When Don and I were in high school a few miles from each other, we both spent many summer weekends at the Buffalo River in the Arkansas Ozarks. It was an ongoing party, and everyone belonged. There was indiscretion and wild abandon and merriment, floating the river during the day and talking by multiple campfires at night.
We joked over the last few years that we had probably encountered each other back then, just by the law of averages and geography.
When we met the first time in person, we were convinced of it, though. Either that or we had been separated at birth, one of us snatched from the nursery in a hospital in Van Buren County, to be separated from the other for 45 years--never mind the couple of years in difference in age. So clear was our recognition of each other. So intense was the feeling of seeing kin in each other.

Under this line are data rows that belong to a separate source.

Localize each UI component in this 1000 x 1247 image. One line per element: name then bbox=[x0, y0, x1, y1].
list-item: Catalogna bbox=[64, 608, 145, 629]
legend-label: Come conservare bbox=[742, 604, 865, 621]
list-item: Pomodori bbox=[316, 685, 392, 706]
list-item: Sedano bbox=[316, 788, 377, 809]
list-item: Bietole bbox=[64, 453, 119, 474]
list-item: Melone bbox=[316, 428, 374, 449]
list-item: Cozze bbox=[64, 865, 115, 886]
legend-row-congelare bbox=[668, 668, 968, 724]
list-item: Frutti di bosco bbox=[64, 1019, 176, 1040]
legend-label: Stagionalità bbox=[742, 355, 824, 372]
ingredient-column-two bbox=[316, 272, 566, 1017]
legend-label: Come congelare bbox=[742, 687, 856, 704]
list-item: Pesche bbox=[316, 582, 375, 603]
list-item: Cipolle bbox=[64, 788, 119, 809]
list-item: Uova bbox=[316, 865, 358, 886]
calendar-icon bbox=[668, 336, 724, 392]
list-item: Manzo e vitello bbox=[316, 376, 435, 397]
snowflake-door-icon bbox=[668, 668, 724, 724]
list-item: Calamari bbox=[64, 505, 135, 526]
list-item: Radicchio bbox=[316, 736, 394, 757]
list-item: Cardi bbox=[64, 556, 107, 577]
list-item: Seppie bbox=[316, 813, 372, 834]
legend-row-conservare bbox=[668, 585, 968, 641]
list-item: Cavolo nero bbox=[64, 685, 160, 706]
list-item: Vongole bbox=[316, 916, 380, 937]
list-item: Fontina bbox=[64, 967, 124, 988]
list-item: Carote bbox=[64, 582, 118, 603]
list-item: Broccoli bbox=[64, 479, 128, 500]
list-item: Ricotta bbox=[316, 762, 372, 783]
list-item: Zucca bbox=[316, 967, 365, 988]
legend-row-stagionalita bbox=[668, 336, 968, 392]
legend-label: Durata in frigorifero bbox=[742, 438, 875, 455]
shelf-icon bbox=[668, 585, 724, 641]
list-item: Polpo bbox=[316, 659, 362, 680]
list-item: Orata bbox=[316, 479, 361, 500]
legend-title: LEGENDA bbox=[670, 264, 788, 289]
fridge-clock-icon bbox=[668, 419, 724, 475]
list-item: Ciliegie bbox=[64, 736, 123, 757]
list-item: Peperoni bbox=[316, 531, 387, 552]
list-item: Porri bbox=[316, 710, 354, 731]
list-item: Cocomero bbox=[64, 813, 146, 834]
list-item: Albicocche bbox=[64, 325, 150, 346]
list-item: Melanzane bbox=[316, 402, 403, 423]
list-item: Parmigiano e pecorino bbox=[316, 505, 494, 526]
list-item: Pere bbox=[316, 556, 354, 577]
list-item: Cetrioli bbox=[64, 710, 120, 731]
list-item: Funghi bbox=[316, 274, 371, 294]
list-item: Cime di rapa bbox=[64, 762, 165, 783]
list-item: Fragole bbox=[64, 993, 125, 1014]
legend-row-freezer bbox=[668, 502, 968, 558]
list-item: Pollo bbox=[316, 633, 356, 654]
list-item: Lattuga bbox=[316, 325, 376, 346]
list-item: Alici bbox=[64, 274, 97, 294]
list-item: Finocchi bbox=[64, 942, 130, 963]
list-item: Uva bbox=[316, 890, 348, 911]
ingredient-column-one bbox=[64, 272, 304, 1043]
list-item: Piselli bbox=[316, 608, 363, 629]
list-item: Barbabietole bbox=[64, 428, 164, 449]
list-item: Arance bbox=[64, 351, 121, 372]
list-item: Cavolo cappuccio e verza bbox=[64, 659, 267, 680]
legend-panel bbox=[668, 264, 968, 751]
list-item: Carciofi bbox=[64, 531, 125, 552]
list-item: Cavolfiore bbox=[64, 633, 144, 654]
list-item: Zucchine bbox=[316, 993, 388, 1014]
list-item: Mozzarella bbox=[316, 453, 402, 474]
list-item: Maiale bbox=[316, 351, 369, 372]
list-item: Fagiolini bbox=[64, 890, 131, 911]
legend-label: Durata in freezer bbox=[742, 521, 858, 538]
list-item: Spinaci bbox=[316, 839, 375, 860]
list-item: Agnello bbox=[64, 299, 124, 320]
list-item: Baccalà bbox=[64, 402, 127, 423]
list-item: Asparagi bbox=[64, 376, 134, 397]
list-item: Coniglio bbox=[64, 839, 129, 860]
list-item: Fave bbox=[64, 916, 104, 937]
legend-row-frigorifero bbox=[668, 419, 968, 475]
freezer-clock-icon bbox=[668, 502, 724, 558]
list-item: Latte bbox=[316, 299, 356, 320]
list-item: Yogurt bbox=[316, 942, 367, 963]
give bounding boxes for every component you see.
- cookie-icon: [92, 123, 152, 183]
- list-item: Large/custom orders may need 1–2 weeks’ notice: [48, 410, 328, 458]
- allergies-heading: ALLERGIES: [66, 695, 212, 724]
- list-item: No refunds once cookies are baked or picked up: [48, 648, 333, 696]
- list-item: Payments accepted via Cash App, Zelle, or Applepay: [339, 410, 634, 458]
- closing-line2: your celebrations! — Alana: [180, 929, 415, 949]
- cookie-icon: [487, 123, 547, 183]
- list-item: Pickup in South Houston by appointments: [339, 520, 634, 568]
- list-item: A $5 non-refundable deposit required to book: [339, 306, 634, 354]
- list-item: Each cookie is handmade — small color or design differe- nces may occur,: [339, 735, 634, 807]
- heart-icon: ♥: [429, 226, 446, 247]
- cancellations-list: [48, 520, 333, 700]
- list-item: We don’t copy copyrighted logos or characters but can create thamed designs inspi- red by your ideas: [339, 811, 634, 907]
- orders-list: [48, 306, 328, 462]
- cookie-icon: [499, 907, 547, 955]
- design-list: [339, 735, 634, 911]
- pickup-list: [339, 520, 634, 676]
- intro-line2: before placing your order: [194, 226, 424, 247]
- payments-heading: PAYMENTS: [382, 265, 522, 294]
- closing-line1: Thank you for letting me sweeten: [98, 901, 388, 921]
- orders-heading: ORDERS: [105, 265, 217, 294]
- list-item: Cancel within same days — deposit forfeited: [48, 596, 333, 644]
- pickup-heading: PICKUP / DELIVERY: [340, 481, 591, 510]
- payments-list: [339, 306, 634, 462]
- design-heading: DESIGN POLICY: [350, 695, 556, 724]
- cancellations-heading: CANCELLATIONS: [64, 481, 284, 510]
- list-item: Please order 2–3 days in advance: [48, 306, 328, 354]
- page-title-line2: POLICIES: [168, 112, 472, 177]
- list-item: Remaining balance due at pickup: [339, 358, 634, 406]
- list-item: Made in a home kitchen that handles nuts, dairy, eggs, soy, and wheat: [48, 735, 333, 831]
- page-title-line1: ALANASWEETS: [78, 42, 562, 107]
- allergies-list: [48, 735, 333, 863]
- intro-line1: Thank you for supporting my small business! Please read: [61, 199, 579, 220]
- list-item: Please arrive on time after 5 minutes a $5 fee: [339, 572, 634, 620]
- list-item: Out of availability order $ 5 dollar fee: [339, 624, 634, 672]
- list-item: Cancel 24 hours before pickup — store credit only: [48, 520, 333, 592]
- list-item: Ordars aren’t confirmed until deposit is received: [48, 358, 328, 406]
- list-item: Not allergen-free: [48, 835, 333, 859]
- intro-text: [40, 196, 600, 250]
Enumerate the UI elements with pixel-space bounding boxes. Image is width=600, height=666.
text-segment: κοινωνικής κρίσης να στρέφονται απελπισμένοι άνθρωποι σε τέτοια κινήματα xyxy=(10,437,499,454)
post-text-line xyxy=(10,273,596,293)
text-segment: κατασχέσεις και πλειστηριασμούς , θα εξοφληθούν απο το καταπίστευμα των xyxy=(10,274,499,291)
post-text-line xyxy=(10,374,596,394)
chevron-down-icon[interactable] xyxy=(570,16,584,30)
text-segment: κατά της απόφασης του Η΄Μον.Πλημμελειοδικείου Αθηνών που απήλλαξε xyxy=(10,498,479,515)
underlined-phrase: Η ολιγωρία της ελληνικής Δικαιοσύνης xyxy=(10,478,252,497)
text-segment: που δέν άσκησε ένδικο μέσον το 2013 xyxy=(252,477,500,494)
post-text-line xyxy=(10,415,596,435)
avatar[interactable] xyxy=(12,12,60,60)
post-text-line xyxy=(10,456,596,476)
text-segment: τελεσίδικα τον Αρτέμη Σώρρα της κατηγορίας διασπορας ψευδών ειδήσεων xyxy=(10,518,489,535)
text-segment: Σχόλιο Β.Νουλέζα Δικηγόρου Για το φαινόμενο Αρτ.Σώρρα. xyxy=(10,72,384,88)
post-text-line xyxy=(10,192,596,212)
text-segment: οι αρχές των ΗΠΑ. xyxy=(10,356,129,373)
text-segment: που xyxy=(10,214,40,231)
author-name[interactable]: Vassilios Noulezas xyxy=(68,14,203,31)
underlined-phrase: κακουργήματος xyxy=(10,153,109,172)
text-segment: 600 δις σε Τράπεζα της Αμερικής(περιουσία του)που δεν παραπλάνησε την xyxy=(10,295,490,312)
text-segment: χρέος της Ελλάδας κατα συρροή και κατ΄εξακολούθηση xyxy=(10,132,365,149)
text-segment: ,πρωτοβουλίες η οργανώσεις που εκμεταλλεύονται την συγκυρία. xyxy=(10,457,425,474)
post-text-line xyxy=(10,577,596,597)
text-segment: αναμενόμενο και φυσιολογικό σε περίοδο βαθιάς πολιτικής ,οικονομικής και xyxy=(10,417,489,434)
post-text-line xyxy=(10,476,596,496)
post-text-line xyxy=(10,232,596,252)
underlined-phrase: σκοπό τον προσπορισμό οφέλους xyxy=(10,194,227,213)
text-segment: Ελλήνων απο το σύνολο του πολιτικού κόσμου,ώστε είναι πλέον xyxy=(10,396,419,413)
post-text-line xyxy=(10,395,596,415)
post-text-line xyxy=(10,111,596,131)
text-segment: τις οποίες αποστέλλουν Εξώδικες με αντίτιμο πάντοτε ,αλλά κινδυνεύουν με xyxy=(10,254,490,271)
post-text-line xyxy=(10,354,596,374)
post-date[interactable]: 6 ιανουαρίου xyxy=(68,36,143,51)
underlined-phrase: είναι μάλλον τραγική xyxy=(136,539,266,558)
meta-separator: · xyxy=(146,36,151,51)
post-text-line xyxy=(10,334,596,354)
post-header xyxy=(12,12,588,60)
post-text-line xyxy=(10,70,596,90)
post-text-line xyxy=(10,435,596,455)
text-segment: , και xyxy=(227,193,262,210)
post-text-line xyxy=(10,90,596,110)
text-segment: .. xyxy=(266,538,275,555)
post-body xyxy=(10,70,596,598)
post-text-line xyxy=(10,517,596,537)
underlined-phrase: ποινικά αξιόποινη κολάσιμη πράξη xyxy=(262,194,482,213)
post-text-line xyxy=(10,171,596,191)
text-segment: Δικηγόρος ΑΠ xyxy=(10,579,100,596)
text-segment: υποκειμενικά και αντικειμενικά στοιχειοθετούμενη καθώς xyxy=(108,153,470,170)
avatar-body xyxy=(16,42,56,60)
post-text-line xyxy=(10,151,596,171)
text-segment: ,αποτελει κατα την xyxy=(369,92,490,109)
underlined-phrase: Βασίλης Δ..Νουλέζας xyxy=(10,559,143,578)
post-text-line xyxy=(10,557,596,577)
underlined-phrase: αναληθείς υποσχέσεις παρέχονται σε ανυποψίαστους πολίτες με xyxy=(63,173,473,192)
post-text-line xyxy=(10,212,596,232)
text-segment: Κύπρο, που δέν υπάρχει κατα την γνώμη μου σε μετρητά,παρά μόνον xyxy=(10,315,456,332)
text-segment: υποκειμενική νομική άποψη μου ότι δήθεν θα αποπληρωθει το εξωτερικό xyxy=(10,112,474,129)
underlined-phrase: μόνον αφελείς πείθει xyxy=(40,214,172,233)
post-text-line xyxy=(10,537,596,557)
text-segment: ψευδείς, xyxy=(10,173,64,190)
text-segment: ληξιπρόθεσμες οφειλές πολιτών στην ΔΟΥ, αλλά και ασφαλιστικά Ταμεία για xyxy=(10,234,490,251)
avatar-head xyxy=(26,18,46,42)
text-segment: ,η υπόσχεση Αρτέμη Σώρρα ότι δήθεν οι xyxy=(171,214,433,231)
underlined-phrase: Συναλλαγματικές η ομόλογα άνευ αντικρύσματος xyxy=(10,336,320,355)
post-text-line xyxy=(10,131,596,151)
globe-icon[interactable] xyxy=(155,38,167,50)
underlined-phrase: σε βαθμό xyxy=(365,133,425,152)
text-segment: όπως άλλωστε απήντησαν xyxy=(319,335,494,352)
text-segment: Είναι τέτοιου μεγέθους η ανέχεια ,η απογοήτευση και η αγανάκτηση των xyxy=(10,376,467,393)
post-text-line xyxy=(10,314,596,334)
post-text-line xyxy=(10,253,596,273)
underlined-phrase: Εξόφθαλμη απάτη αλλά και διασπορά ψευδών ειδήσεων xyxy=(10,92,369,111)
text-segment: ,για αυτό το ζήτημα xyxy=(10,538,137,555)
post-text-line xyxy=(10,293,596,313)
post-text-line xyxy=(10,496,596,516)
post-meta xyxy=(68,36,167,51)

We used to end phone calls with "you're my people." I told this to his sister yesterday and she started crying and said "me and him, we're just alike. I tell that to everybody I love."
He used to comment on my blogs with "it's time for you to come home."
He knew I was a restless soul and loved crashing around in the world. But he knew, and mirrored back to me in every conversation, that I was a girl from the Ozarks before I was ever anything else, and that red dirt and sorghum molasses and sweet tea were running through my veins as surely as blood.
He delighted in pointing out the soft contours of my accent, where the South remained and couldn't be hidden.
He made me promise never to dumb myself down. God, D, no one can get away with finding my vulnerability and saying it out loud. How did you pull that off?
I've been thinking a lot about the various handwringings about how to honor him.
And I think he wouldn't want it.
He was not a fan of the grand gesture.
I think he would want us to love each other, not suffer fools, say the hard word when it needed to be said, and extend the shoulder to cry on when that was called for.
He would want us to own our own issues and work on them with no need for attention.
He would want us to laugh at ridiculous youtube videos and poke fun at excess and putting on of airs.
He would want us to live our lives with integrity and call people and text them and IM them and remind them that someone far away thought they were worth the bandwidth and time.
He would want us to drink ordinary coffee and eat lots of Petit Jean bacon and say "pfffffft" when someone turned up their nose at it.
And shop at Wal-Mart.
And get on with our lives, and give away our love and commitments wantonly.
I am proud that he thought I deserved his friendship. I will miss him terribly.